2) Addressing SDOH is essential to achieving health equity. By improving the conditions in which people live, work, and age, we can reduce the disproportionate health burdens faced by marginalized communities. Only by tackling these root causes can we create a society where everyone has a fair and just opportunity to achieve optimal health and wellbeing.

3) Healthcare in the U.S. is in an active state of transition towards a value-based model. Incentivizing patient-centered outcomes based on quality metrics, overall experience, and individual needs drives systemic reprioritization within both payer and provider organizations. This trend breaks the problematic fee-for-service mold and creates a fertile environment for effective care coordination.

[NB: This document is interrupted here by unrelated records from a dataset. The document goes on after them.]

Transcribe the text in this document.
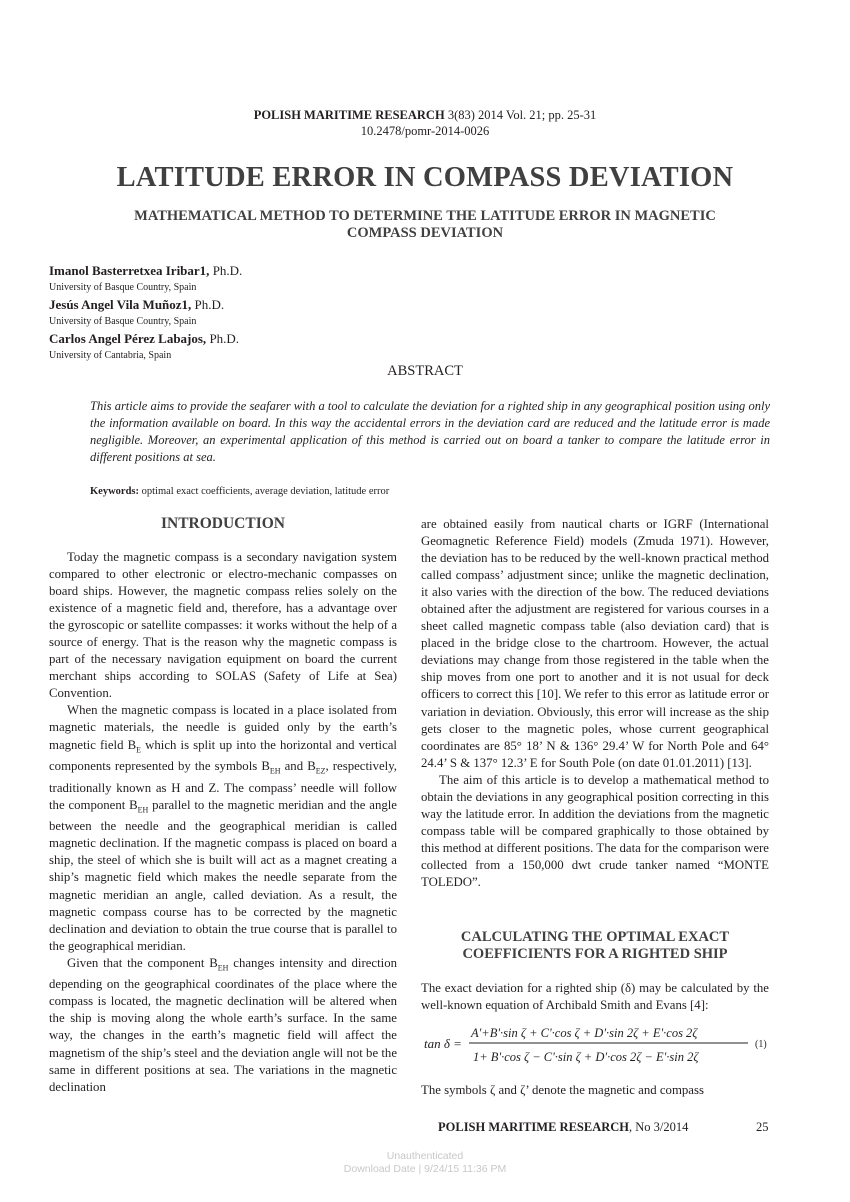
POLISH MARITIME RESEARCH 3(83) 2014 Vol. 21; pp. 25-31
10.2478/pomr-2014-0026
LATITUDE ERROR IN COMPASS DEVIATION
MATHEMATICAL METHOD TO DETERMINE THE LATITUDE ERROR IN MAGNETIC COMPASS DEVIATION
Imanol Basterretxea Iribar1, Ph.D.
University of Basque Country, Spain
Jesús Angel Vila Muñoz1, Ph.D.
University of Basque Country, Spain
Carlos Angel Pérez Labajos, Ph.D.
University of Cantabria, Spain
ABSTRACT
This article aims to provide the seafarer with a tool to calculate the deviation for a righted ship in any geographical position using only the information available on board. In this way the accidental errors in the deviation card are reduced and the latitude error is made negligible. Moreover, an experimental application of this method is carried out on board a tanker to compare the latitude error in different positions at sea.
Keywords: optimal exact coefficients, average deviation, latitude error
INTRODUCTION

Today the magnetic compass is a secondary navigation system compared to other electronic or electro-mechanic compasses on board ships. However, the magnetic compass relies solely on the existence of a magnetic field and, therefore, has a advantage over the gyroscopic or satellite compasses: it works without the help of a source of energy. That is the reason why the magnetic compass is part of the necessary navigation equipment on board the current merchant ships according to SOLAS (Safety of Life at Sea) Convention.

When the magnetic compass is located in a place isolated from magnetic materials, the needle is guided only by the earth’s magnetic field $B_E$ which is split up into the horizontal and vertical components represented by the symbols $B_{EH}$ and $B_{EZ}$, respectively, traditionally known as H and Z. The compass’ needle will follow the component $B_{EH}$ parallel to the magnetic meridian and the angle between the needle and the geographical meridian is called magnetic declination. If the magnetic compass is placed on board a ship, the steel of which she is built will act as a magnet creating a ship’s magnetic field which makes the needle separate from the magnetic meridian an angle, called deviation. As a result, the magnetic compass course has to be corrected by the magnetic declination and deviation to obtain the true course that is parallel to the geographical meridian.

Given that the component $B_{EH}$ changes intensity and direction depending on the geographical coordinates of the place where the compass is located, the magnetic declination will be altered when the ship is moving along the whole earth’s surface. In the same way, the changes in the earth’s magnetic field will affect the magnetism of the ship’s steel and the deviation angle will not be the same in different positions at sea. The variations in the magnetic declination

are obtained easily from nautical charts or IGRF (International Geomagnetic Reference Field) models (Zmuda 1971). However, the deviation has to be reduced by the well-known practical method called compass’ adjustment since; unlike the magnetic declination, it also varies with the direction of the bow. The reduced deviations obtained after the adjustment are registered for various courses in a sheet called magnetic compass table (also deviation card) that is placed in the bridge close to the chartroom. However, the actual deviations may change from those registered in the table when the ship moves from one port to another and it is not usual for deck officers to correct this [10]. We refer to this error as latitude error or variation in deviation. Obviously, this error will increase as the ship gets closer to the magnetic poles, whose current geographical coordinates are 85° 18’ N & 136° 29.4’ W for North Pole and 64° 24.4’ S & 137° 12.3’ E for South Pole (on date 01.01.2011) [13].

The aim of this article is to develop a mathematical method to obtain the deviations in any geographical position correcting in this way the latitude error. In addition the deviations from the magnetic compass table will be compared graphically to those obtained by this method at different positions. The data for the comparison were collected from a 150,000 dwt crude tanker named “MONTE TOLEDO”.

CALCULATING THE OPTIMAL EXACT COEFFICIENTS FOR A RIGHTED SHIP
The exact deviation for a righted ship (δ) may be calculated by the well-known equation of Archibald Smith and Evans [4]:
tan δ =
A'+B'·sin ζ + C'·cos ζ + D'·sin 2ζ + E'·cos 2ζ
1+ B'·cos ζ − C'·sin ζ + D'·cos 2ζ − E'·sin 2ζ
(1)
The symbols ζ and ζ’ denote the magnetic and compass
POLISH MARITIME RESEARCH, No 3/2014	25
Unauthenticated
Download Date | 9/24/15 11:36 PM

These converging forces, propelled by an increase in market competitiveness and empowered patients as healthcare consumers, have irrevocably transformed the concept of optimal healthcare delivery.

What Makes Care Coordination Possible Today?

There are three enabling technologies and accompanying regulations that make care coordination more possible today than ever before.

1) The 21st Century Cures Act's data interoperability requirements foster unprecedented data liquidity between the historically siloed healthcare ecosystem (6) . This level of interoperability, via a common FHIR-based API, is the crucial backbone for successful care coordination when gathering and disseminating information from healthcare providers and payers. The Trusted Exchange Framework and Common Agreement (TEFCA), also required under the Cures Act, is just now becoming a reality promises to enable broad data sharing.

2) AI tools are steadily maturing, increasingly capable of automating the routine, labor-intensive tasks inherent in care coordination efforts. While nacent, this promises to relieve burden on human team members through enhanced automation, fostering better utilization of their judgment and interpersonal skills for direct patient interaction.

3) Robust, searchable platforms for accessing and matching social support services are now available. Service aggregators like Findhelp, Unite Us, and HealthBridge empower care coordinators with practical non-medical community based resources tailored to a patient's specific needs.

Summary

Care coordination offers a strategy towards the pinnacle of healthcare: patient-centered, equitable, and outcomes driven by value over volume. As technology continues to evolve and policies supporting this model become more robust, the prospect of future success appears increasingly possible for patients, providers, and the healthcare system as a whole.

Footnotes

  1. Agency for Healthcare Research and Quality (AHRQ), Care Coordination 

  2. Agency for Healthcare Research and Quality (AHRQ), Chapter 2. What is Care Coordination?

  3. Agency for Healthcare Research and Quality (AHRQ), Care Management 

  4. Donald KM, Sundaram V, Bravata DM, et al. Closing the Quality Gap: A Critical Analysis of Quality Improvement Strategies (Vol. 7: Care Coordination). Rockville (MD): Agency for Healthcare Research and Quality (US); 2007 Jun.